In a recent decision of the English High Court, the Court considered the important question of the extent to which banks involved in a workout were under an obligation to disclose to each other information that was material to the other’s decision-taking. In the case National Westminster Bank PLC v Rabobank Nederland  EWHC 1056 (Comm) Colman J concluded that, although it was good practice for banks involved in a workout to disclose to each other information which they considered material, there was no legal obligation to do so. Moreover, the test of what was “material” was subjective.
Rabobank and NatWest each agreed to provide Yorkshire Food Group plc (“YFG”) with an unsecured credit facility of US$50m thereby providing a total facility of US$100m. The business of YFG was largely based in the US and was concerned with the sale and processing of dried fruit and nuts. YFG’s financial position deteriorated and Rabobank and NatWest put the company into workout in order to try and minimise losses. Subsequently NatWest’s debt in YFG was assigned to a subsidiary of Rabobank at a discount of £11.3m under a transfer agreement (“the Transfer Agreement”). Under the terms of the Transfer Agreement, Rabobank agreed to release NatWest and not to bring any claim against it in its capacity as agent under the credit facility.
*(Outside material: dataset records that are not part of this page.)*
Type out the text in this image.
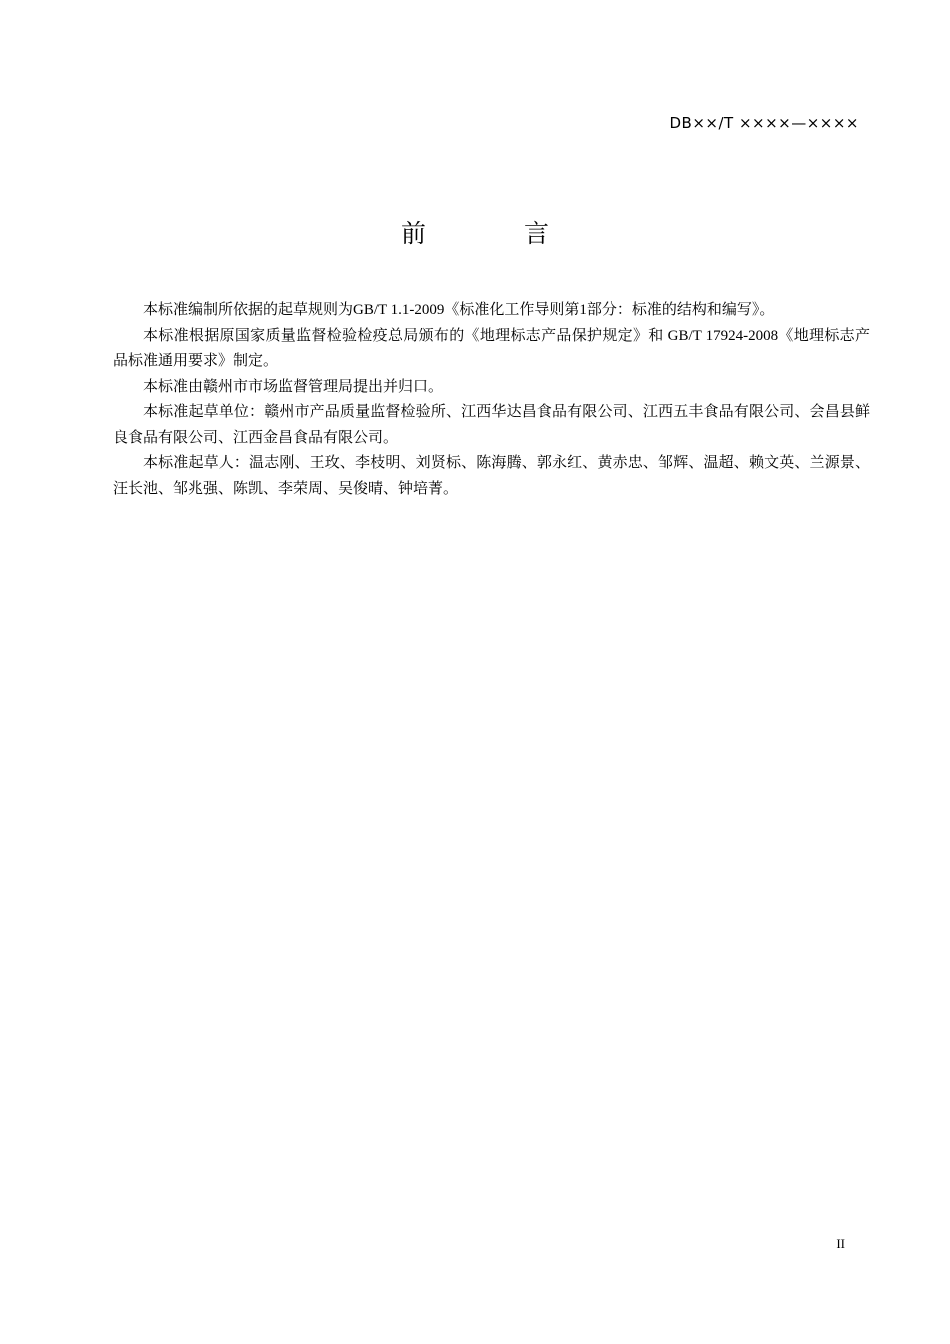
DB××/T ××××—××××
前 言

本标准编制所依据的起草规则为GB/T 1.1-2009《标准化工作导则第1部分：标准的结构和编写》。

本标准根据原国家质量监督检验检疫总局颁布的《地理标志产品保护规定》和 GB/T 17924-2008《地理标志产品标准通用要求》制定。

本标准由赣州市市场监督管理局提出并归口。

本标准起草单位：赣州市产品质量监督检验所、江西华达昌食品有限公司、江西五丰食品有限公司、会昌县鲜良食品有限公司、江西金昌食品有限公司。

本标准起草人：温志刚、王玫、李枝明、刘贤标、陈海腾、郭永红、黄赤忠、邹辉、温超、赖文英、兰源景、汪长池、邹兆强、陈凯、李荣周、吴俊晴、钟培菁。

II
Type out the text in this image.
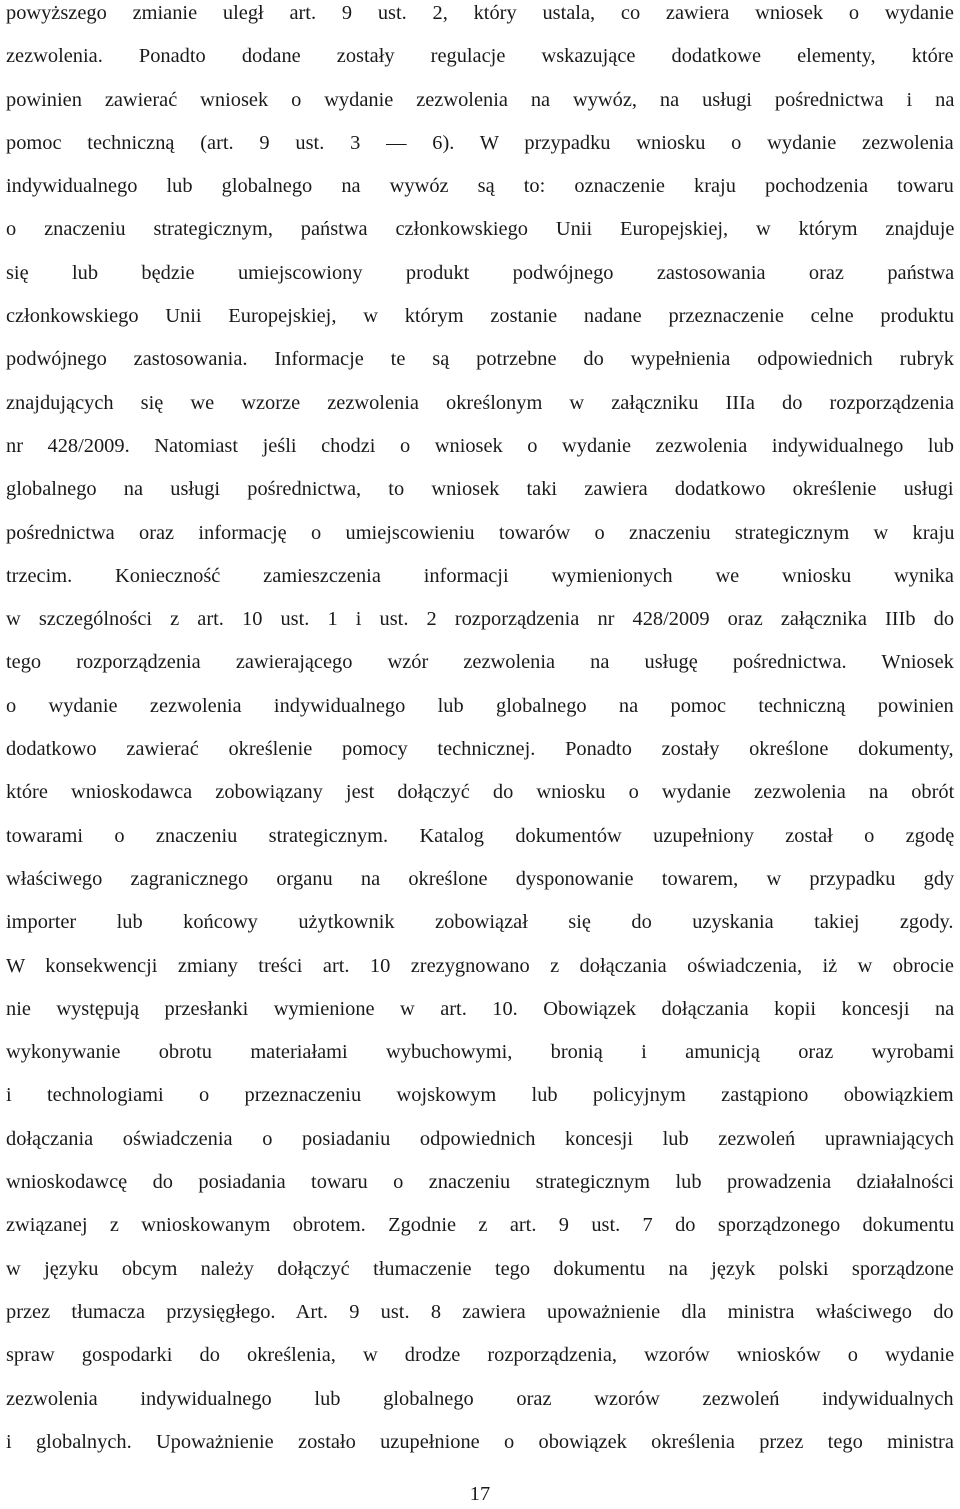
powyższego zmianie uległ art. 9 ust. 2, który ustala, co zawiera wniosek o wydanie
zezwolenia. Ponadto dodane zostały regulacje wskazujące dodatkowe elementy, które
powinien zawierać wniosek o wydanie zezwolenia na wywóz, na usługi pośrednictwa i na
pomoc techniczną (art. 9 ust. 3 — 6). W przypadku wniosku o wydanie zezwolenia
indywidualnego lub globalnego na wywóz są to: oznaczenie kraju pochodzenia towaru
o znaczeniu strategicznym, państwa członkowskiego Unii Europejskiej, w którym znajduje
się lub będzie umiejscowiony produkt podwójnego zastosowania oraz państwa
członkowskiego Unii Europejskiej, w którym zostanie nadane przeznaczenie celne produktu
podwójnego zastosowania. Informacje te są potrzebne do wypełnienia odpowiednich rubryk
znajdujących się we wzorze zezwolenia określonym w załączniku IIIa do rozporządzenia
nr 428/2009. Natomiast jeśli chodzi o wniosek o wydanie zezwolenia indywidualnego lub
globalnego na usługi pośrednictwa, to wniosek taki zawiera dodatkowo określenie usługi
pośrednictwa oraz informację o umiejscowieniu towarów o znaczeniu strategicznym w kraju
trzecim. Konieczność zamieszczenia informacji wymienionych we wniosku wynika
w szczególności z art. 10 ust. 1 i ust. 2 rozporządzenia nr 428/2009 oraz załącznika IIIb do
tego rozporządzenia zawierającego wzór zezwolenia na usługę pośrednictwa. Wniosek
o wydanie zezwolenia indywidualnego lub globalnego na pomoc techniczną powinien
dodatkowo zawierać określenie pomocy technicznej. Ponadto zostały określone dokumenty,
które wnioskodawca zobowiązany jest dołączyć do wniosku o wydanie zezwolenia na obrót
towarami o znaczeniu strategicznym. Katalog dokumentów uzupełniony został o zgodę
właściwego zagranicznego organu na określone dysponowanie towarem, w przypadku gdy
importer lub końcowy użytkownik zobowiązał się do uzyskania takiej zgody.
W konsekwencji zmiany treści art. 10 zrezygnowano z dołączania oświadczenia, iż w obrocie
nie występują przesłanki wymienione w art. 10. Obowiązek dołączania kopii koncesji na
wykonywanie obrotu materiałami wybuchowymi, bronią i amunicją oraz wyrobami
i technologiami o przeznaczeniu wojskowym lub policyjnym zastąpiono obowiązkiem
dołączania oświadczenia o posiadaniu odpowiednich koncesji lub zezwoleń uprawniających
wnioskodawcę do posiadania towaru o znaczeniu strategicznym lub prowadzenia działalności
związanej z wnioskowanym obrotem. Zgodnie z art. 9 ust. 7 do sporządzonego dokumentu
w języku obcym należy dołączyć tłumaczenie tego dokumentu na język polski sporządzone
przez tłumacza przysięgłego. Art. 9 ust. 8 zawiera upoważnienie dla ministra właściwego do
spraw gospodarki do określenia, w drodze rozporządzenia, wzorów wniosków o wydanie
zezwolenia indywidualnego lub globalnego oraz wzorów zezwoleń indywidualnych
i globalnych. Upoważnienie zostało uzupełnione o obowiązek określenia przez tego ministra
17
Rabobank and its subsidiary subsequently brought proceedings against NatWest in the US alleging, among other things, breach of fiduciary duty by NatWest as agent for Rabobank. The US proceedings were subsequently dismissed and NatWest commenced proceedings in the English High Court against Rabobank claiming an indemnity for breach of the Transfer Agreement in respect of the costs totalling £5.5m which it had incurred in defending the US proceedings.
In its defence and counterclaim Rabobank alleged that it was entitled to rescind the Transfer Agreement and claim damages because of misrepresentations made by NatWest during the workout. These misrepresentations were alleged to stem from the fact that, at the time NatWest entered into the credit facility up until the Transfer Agreement, NatWest had made substantial personal loans to the directors of YFG secured on their shareholdings in the company; at the time of the workout these loans were overdue or in default. Rabobank maintained that these facts were material and should have been disclosed by NatWest on the basis that it was common practice between banks involved in a workout to disclose to each other all known facts that were material to the other’s decision-taking in the course of the workout. The failure to do so effectively constituted a representation that no such facts existed.
Rabobank maintained that, if it had known of the directors’ indebtedness, it would not have entered into the Transfer Agreement.
Rabobank’s counterclaim was dismissed for a variety of reasons, including that it had failed to make good its case on misrepresentation, whilst NatWest’s claim for damages based on breach of the Transfer Agreement succeeded. What is of particular interest in Colman J’s lengthy judgment (running to approximately 150 pages) are the conclusions that he reaches concerning market practice with regard to the disclosure of information between banks involved in workout situations. These can be summarised as follows:
- At the relevant time (the mid 1990s) it was good practice for workout banks to disclose information known to them which related to the debtor corporation which had been obtained for the purpose of the workout. However, in the absence of an express contractual framework, the banks recognised no legal duty to adhere to that practice or to exercise reasonable care to do so.
- Banks gave effect to that practice by disclosing those facts which each considered to be material to the decisions that a co-workout bank would need to take in the course of the workout. What was material was not to be determined objectively; rather it was to be left to the judgment of the workout banker in possession of the information.
- Although a workout bank was entitled to assume that relevant information known to another co-workout bank would probably (but not necessarily) be disclosed to it, it was up to each bank to make its own enquiries and conduct its own due diligence in relation to the debtor corporation. This was because it was not entitled to assume that all relevant information would be disclosed to it.
In addition to the Judge’s analysis of market practice, the case emphasises a number of practical points of importance. Where a party wishes to obtain comfort with regard to particular facts before entering into an agreement, it is highly desirable to obtain express contractual representations. Without representations being clearly documented a party in the position of Rabobank will face many difficulties, in particular:
- The difficulty of trying to establish a relevant market practice;
- The evidential difficulties of establishing what was said in previous conversations between the parties. In this case, some of the events relied on by Rabobank had taken place 10 years before the case came to trial and, not surprisingly, the witnesses had difficulty in recalling what had been said.
- In the absence of express representations, a party will have little choice but to rely on implied representations. Implied representations will always be more difficult to establish than express terms and will be less persuasive to the court, particularly in a case involving sophisticated parties with legal representation.
- The case is a useful reminder that arguments based on good faith will almost certainly fail. Rabobank argued that the parties had agreed to negotiate in good faith and that NatWest had breached this agreement by failing to disclose material information. However, as the Judge found, any such “good faith” agreement would be unenforceable for lack of certainty on the basis of the House of Lords decision in Walford v Miles  AC 128.
The case also emphasises the importance of obtaining the services of a well qualified expert. It is clear that NatWest’s arguments found favour with the Judge not least because he preferred the evidence of its banking expert on market practice.